Et s’il a choisi un point de vue plongeant et un contre-jour, c’est pour des raisons hautement didactiques, afin que se distinguent bien les zones successives du travail.
Un verre pour un
Le point de fuite se situe un peu au-dessus du bord du tableau, : le peintre était donc assis face à l’ouvrier de droite, à l’endroit d’ailleurs où il a apposé sa signature. Et le verre et la bouteille, sur la table, étaient à portée de sa main.
Gustave, peintre-ouvrier buvant un coup avec les siens ?
Souvent, les oeuvres sont célèbres parce qu’elles sont ambigues. Dans Les raboteurs de parquet, on peut voir, au choix :
- la bizarrerie provocante de la perspective ;
- la fascination/répulsion bourgeoise envers le prolétariat ;
- la dénonciation de l’alcolisme dans les classes populaires ;
- la tentative de rénovation non pas du parquet, mais du nu masculin académique ;
- la complaisance suspecte envers le muscle d’homme nu.

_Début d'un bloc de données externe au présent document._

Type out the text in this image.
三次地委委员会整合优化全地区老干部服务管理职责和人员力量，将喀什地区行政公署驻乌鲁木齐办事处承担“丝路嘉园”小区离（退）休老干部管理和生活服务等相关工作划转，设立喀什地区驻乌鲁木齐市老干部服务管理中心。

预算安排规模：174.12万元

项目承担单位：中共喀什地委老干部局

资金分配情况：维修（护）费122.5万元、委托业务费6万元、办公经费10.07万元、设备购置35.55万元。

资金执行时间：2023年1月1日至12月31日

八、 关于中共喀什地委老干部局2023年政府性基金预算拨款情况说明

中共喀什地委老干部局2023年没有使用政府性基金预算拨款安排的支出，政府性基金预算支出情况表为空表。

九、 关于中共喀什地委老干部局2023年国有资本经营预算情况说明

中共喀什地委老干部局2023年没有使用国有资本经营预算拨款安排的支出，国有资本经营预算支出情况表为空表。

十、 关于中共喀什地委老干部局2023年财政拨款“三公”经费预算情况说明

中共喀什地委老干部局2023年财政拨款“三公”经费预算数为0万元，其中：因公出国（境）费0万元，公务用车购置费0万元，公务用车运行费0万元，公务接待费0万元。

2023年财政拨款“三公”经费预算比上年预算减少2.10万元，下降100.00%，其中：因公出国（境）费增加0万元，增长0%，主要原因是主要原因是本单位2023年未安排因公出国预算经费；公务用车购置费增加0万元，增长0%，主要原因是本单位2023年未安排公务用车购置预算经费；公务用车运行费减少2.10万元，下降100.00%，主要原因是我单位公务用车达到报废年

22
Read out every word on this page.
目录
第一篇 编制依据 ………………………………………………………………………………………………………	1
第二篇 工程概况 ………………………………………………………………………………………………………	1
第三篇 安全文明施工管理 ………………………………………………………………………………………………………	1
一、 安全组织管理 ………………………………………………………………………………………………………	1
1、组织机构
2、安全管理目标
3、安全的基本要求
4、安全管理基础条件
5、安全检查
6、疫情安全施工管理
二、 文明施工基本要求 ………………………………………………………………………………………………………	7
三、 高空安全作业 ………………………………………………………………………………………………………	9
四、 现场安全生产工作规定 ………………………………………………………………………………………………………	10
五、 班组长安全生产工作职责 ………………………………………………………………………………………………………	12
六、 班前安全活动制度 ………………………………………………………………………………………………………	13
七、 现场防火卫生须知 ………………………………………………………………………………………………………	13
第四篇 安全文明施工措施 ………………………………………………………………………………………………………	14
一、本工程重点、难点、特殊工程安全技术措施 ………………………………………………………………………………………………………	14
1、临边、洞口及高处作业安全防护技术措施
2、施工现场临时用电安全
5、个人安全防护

Ambiguïtés que Caillebotte a savamment entretenues : le point de vue de « garde-chiourme », la bouteille trop visible, les zones qui luisent identiquement sur la peau en sueur et sur le plancher mouillé – comme si les muscles et le bois étaient toutes deux des matières premières à soumettre – sont les astuces qu’il met en place pour qu’un regard superficiel, lisant le tableau normalement, de gauche à droite, suppose tout et ne comprenne rien.
Contresens pour un contrejour, tel pourrait être le principe du tableau.